Twitter is wildly censoring President Trump
Since he rode down the escalator, President Trump has relied on Twitter to speak directly to the American people. (He also uses it to drive the media crazy, which is always a pleasant spectacle.) With the election outcome in dispute thanks to the bizarre and suspicious behavior of Democrat-run states and election districts, Trump has again been trying to communicate to Americans. Twitter is doing its best to stop him. The Department of Justice should move against Twitter on purely constitutional grounds, without requiring any special legislation.
Twitter is a wonderfully designed piece of software. The interface is easy to view and easy to use. Much as I would like to make Parler the new Twitter because Parler does not censor political views, I find the interface sadly clunky and non-intuitive. Conservatives are trying to move there, but it's just not fun and simple.
And of course, Trump is staying on Twitter. He's where the action is, thanks to his 88.3 million followers. During these insecure days, Trump has been trying to have a tweetstorm to keep his base informed and engaged. The hard-left activists at Twitter are doing everything they can to stop him.
Trump tweeted out a short clip of a speech he gave on Thursday, in which he said Detroit and Philadelphia are famous for corruption and should not be allowed to affect the outcome of this election. He also added that the Republicans won a case against Philadelphia regarding election observers, only to have the election officials ignore the court order. The fact that they're refusing to allow observers, he said, indicates that they're trying to commit fraud.
To get to that video, though, one has to click past a warning saying, "Some or all of the content shared in this Tweet is disputed and might be misleading about an election or other civil process."
Reading that, every free and logical person should ask, much as Ted Cruz asked of Twitter's CEO Jack Dorsey, "Who the hell are you, Twitter, to decide what the American people can hear?"

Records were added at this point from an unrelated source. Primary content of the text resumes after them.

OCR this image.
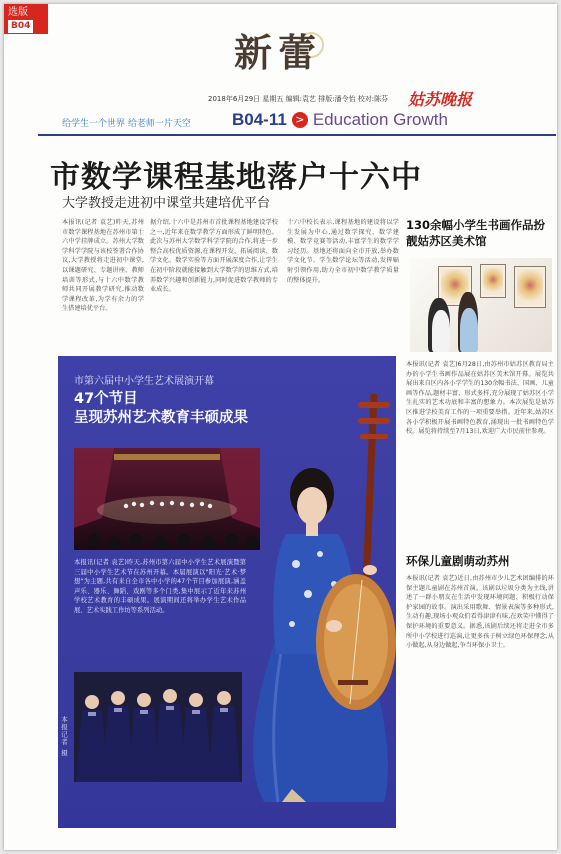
选版
B04
新蕾
2018年6月29日 星期五 编辑:袁艺 排版:潘令怡 校对:陈芬 姑苏晚报
给学生一个世界 给老师一片天空 B04-11 > Education Growth
市数学课程基地落户十六中
大学教授走进初中课堂共建培优平台
本报讯(记者 袁艺)昨天,苏州市数学课程基地在苏州市第十六中学挂牌成立。苏州大学数学科学学院与该校签署合作协议,大学教授将走进初中课堂,以课题研究、专题讲座、教师培训等形式,与十六中数学教师共同开展教学研究,推动数学课程改革,为学有余力的学生搭建培优平台。
据介绍,十六中是苏州市首批课程基地建设学校之一,近年来在数学教学方面形成了鲜明特色。此次与苏州大学数学科学学院的合作,将进一步整合高校优质资源,在课程开发、拓展阅读、数学文化、数学实验等方面开展深度合作,让学生在初中阶段就能接触到大学数学的思维方式,培养数学兴趣和创新能力,同时促进数学教师的专业成长。
十六中校长表示,课程基地的建设将以学生发展为中心,通过数学探究、数学建模、数学竞赛等活动,丰富学生的数学学习经历。基地还将面向全市开放,举办数学文化节、学生数学论坛等活动,发挥辐射引领作用,助力全市初中数学教学质量的整体提升。
130余幅小学生书画作品扮靓姑苏区美术馆
本报讯(记者 袁艺)6月28日,由苏州市姑苏区教育局主办的小学生书画作品展在姑苏区美术馆开幕。展览共展出来自区内各小学学生的130余幅书法、国画、儿童画等作品,题材丰富、形式多样,充分展现了姑苏区小学生扎实的艺术功底和丰富的想象力。本次展览是姑苏区推进学校美育工作的一项重要举措。近年来,姑苏区各小学积极开展书画特色教育,涌现出一批书画特色学校。展览将持续至7月13日,欢迎广大市民前往参观。
环保儿童剧萌动苏州
本报讯(记者 袁艺)近日,由苏州市少儿艺术团编排的环保主题儿童剧在苏州首演。该剧以垃圾分类为主线,讲述了一群小朋友在生活中发现环境问题、积极行动保护家园的故事。演出采用歌舞、情景表演等多种形式,生动有趣,现场小观众们看得津津有味,在欢笑中懂得了保护环境的重要意义。据悉,该剧后续还将走进全市多所中小学校进行巡演,让更多孩子树立绿色环保理念,从小做起,从身边做起,争当环保小卫士。
市第六届中小学生艺术展演开幕
47个节目
呈现苏州艺术教育丰硕成果
本报讯(记者 袁艺)昨天,苏州市第六届中小学生艺术展演暨第三届中小学生艺术节在苏州开幕。本届展演以"阳光·艺术·梦想"为主题,共有来自全市各中小学的47个节目参加展演,涵盖声乐、器乐、舞蹈、戏剧等多个门类,集中展示了近年来苏州学校艺术教育的丰硕成果。展演期间还将举办学生艺术作品展、艺术实践工作坊等系列活动。
本报记者 摄
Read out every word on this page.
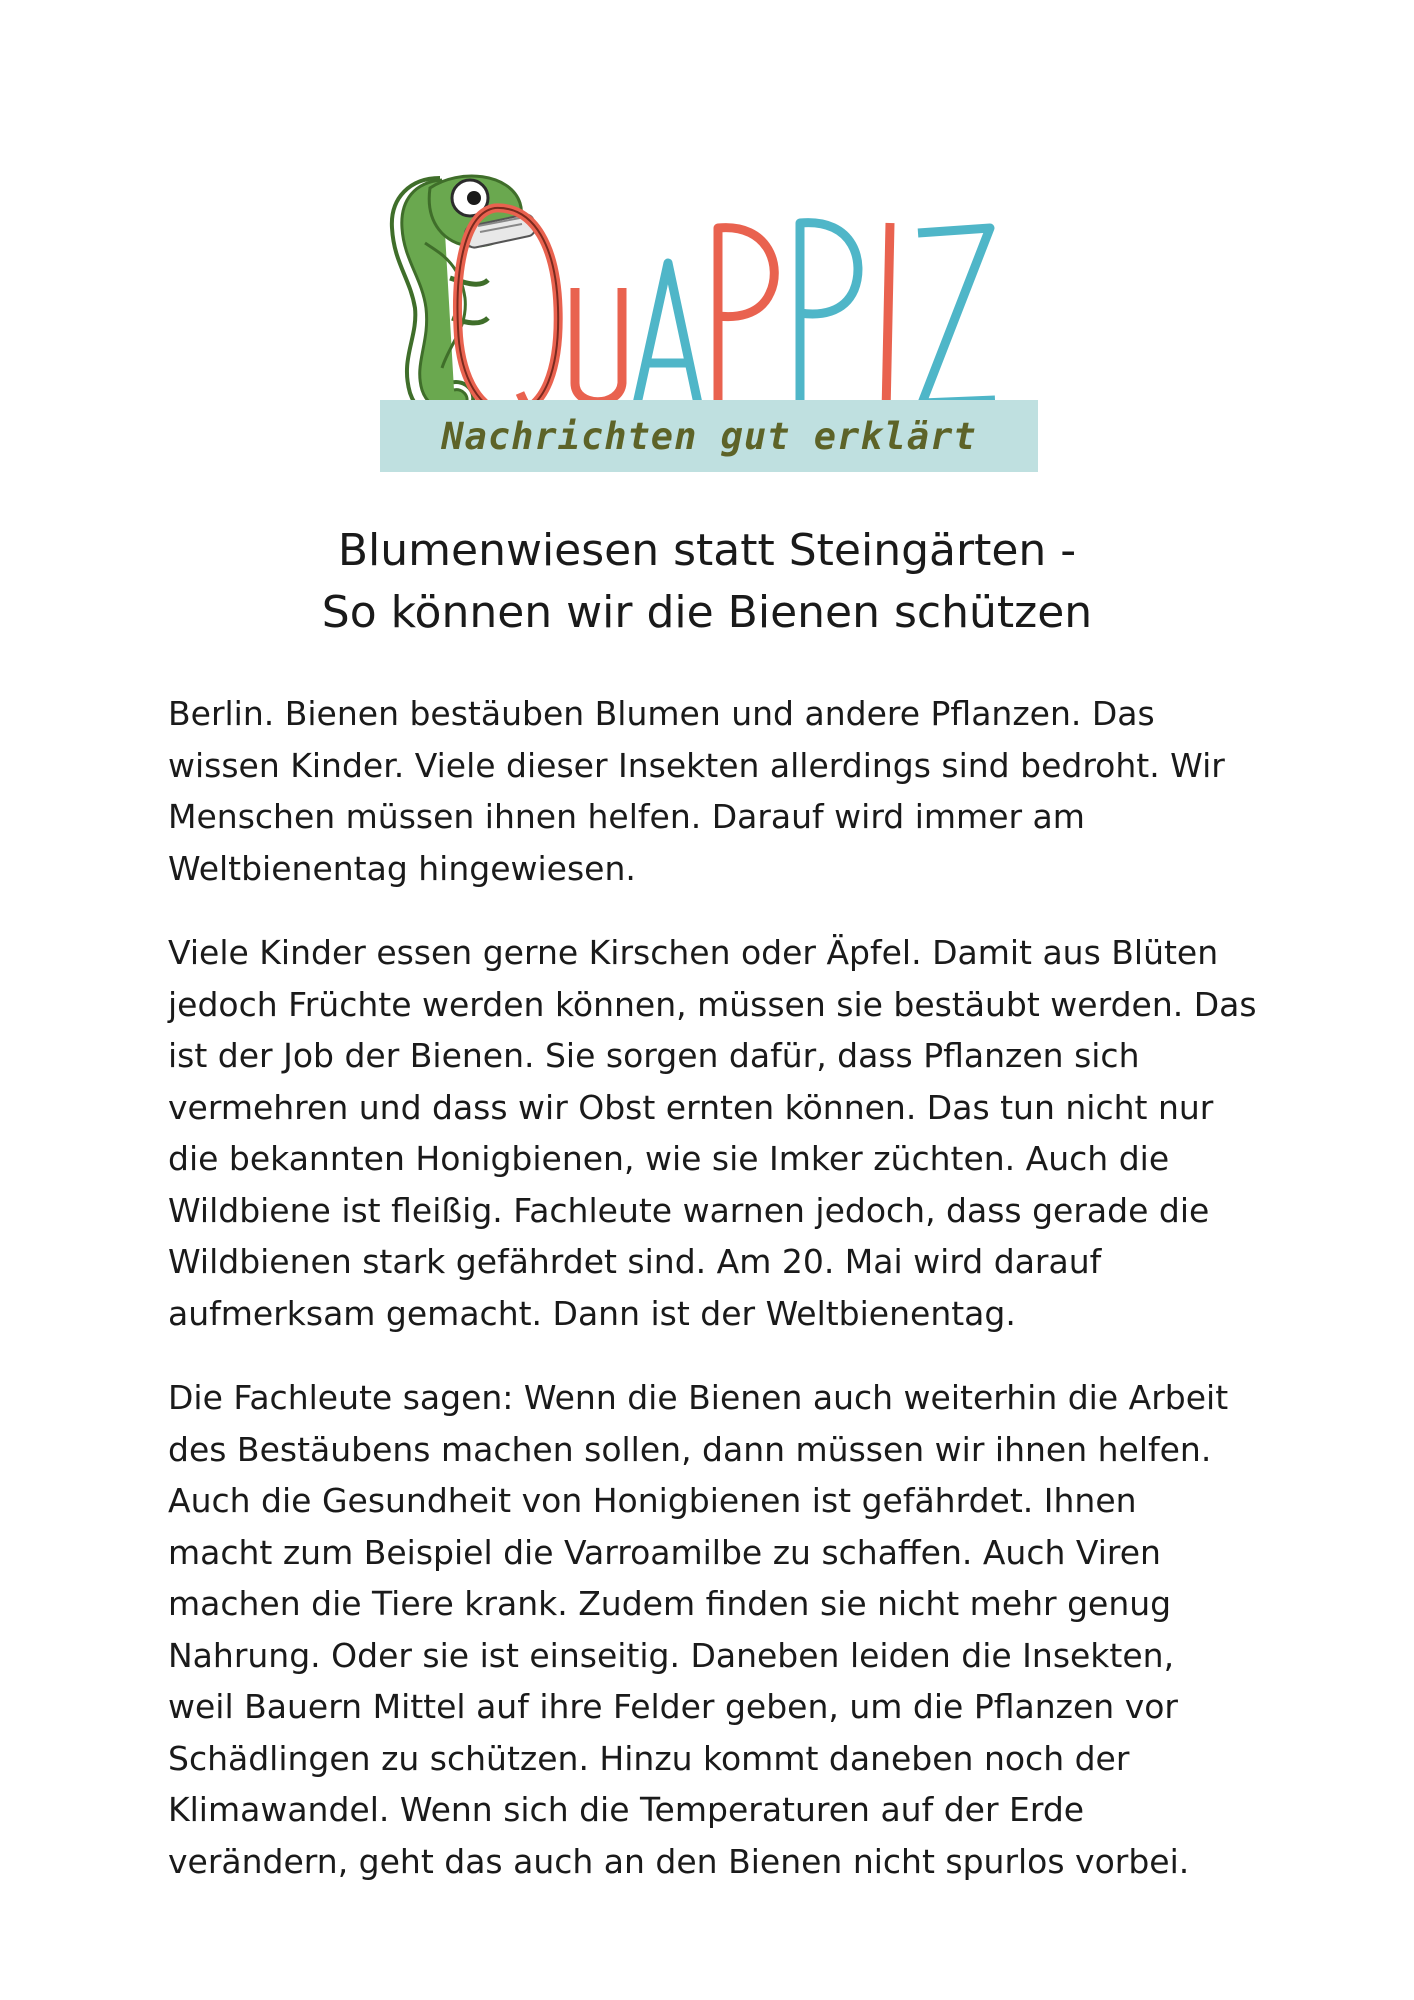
Nachrichten gut erklärt
Blumenwiesen statt Steingärten -
So können wir die Bienen schützen

Berlin. Bienen bestäuben Blumen und andere Pflanzen. Das
wissen Kinder. Viele dieser Insekten allerdings sind bedroht. Wir
Menschen müssen ihnen helfen. Darauf wird immer am
Weltbienentag hingewiesen.

Viele Kinder essen gerne Kirschen oder Äpfel. Damit aus Blüten
jedoch Früchte werden können, müssen sie bestäubt werden. Das
ist der Job der Bienen. Sie sorgen dafür, dass Pflanzen sich
vermehren und dass wir Obst ernten können. Das tun nicht nur
die bekannten Honigbienen, wie sie Imker züchten. Auch die
Wildbiene ist fleißig. Fachleute warnen jedoch, dass gerade die
Wildbienen stark gefährdet sind. Am 20. Mai wird darauf
aufmerksam gemacht. Dann ist der Weltbienentag.

Die Fachleute sagen: Wenn die Bienen auch weiterhin die Arbeit
des Bestäubens machen sollen, dann müssen wir ihnen helfen.
Auch die Gesundheit von Honigbienen ist gefährdet. Ihnen
macht zum Beispiel die Varroamilbe zu schaffen. Auch Viren
machen die Tiere krank. Zudem finden sie nicht mehr genug
Nahrung. Oder sie ist einseitig. Daneben leiden die Insekten,
weil Bauern Mittel auf ihre Felder geben, um die Pflanzen vor
Schädlingen zu schützen. Hinzu kommt daneben noch der
Klimawandel. Wenn sich die Temperaturen auf der Erde
verändern, geht das auch an den Bienen nicht spurlos vorbei.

Only after clicking "view" can one get to the video itself. And again, that warning message is there, along with more encouragement to see Twitter's side of things. Note, too, that people cannot comment on or like the tweet. They can only retweet it:
Even retweeting is fraught because Twitter again tries to force its views on users:
So, to retweet Trump's tweet, one has to hit yet another button. And that's when one learns that the only thing Twitter allows its users to retweet is its warning:
In 1964, via the Civil Rights Act, the federal government announced that places of public accommodation could not discriminate against people based on race, sex, creed, country of national origin, etc. I doubt the statute's constitutionality because it constrains the freedom of those who wish to be stupid, unpleasant, and generally bad. The Constitution doesn't give the government power to control any of those nasty traits. However, as a whole, society agreed that the prohibition against discrimination in places of public accommodation was a good thing.
The tech giants have also become places of public accommodation — but not for sleeping, eating, and shopping. Instead, they have become the new public square, for they are the spaces in which speech occurs.
As Dan Bongino once said, with social media's massive expansion and its complete control over public discourse — including the president's — it's as if the tech tyrants bought up all the property around the public square and then announced that nobody could get to the public square without passing through their censorship. No person or entity should have that kind of total control over a constitutional right in a free society.
What I keep arguing is that we don't need legislation such as the Civil Rights Act to break the tech tyrants' stranglehold. We've got something better, which is the First Amendment itself.
Yes, it's directed at the government, not at private companies. However, as I noted, America freely forced on privately run places of public accommodation a government prohibition against discrimination. It can certainly do the same for freedom of speech. The rule would be that if a private entity has achieved so much power that it is blocking people from exercising an explicit constitutional right, that entity has taken upon itself quasi-governmental power and is therefore subject to constitutional strictures.
In the case of speech, Twitter must allow free speech in the same way as the government itself – legal speech is permitted, even if people disagree with it. Illegal speech (incitements to violence, threats, pornography that involves or can reach children, etc.) is not allowed. (The same rules would apply to Facebook.)
There'll be lots of ugly speech, but as I learned long ago, sunlight is the best disinfectant, and the way to defeat a bad argument is with a good argument.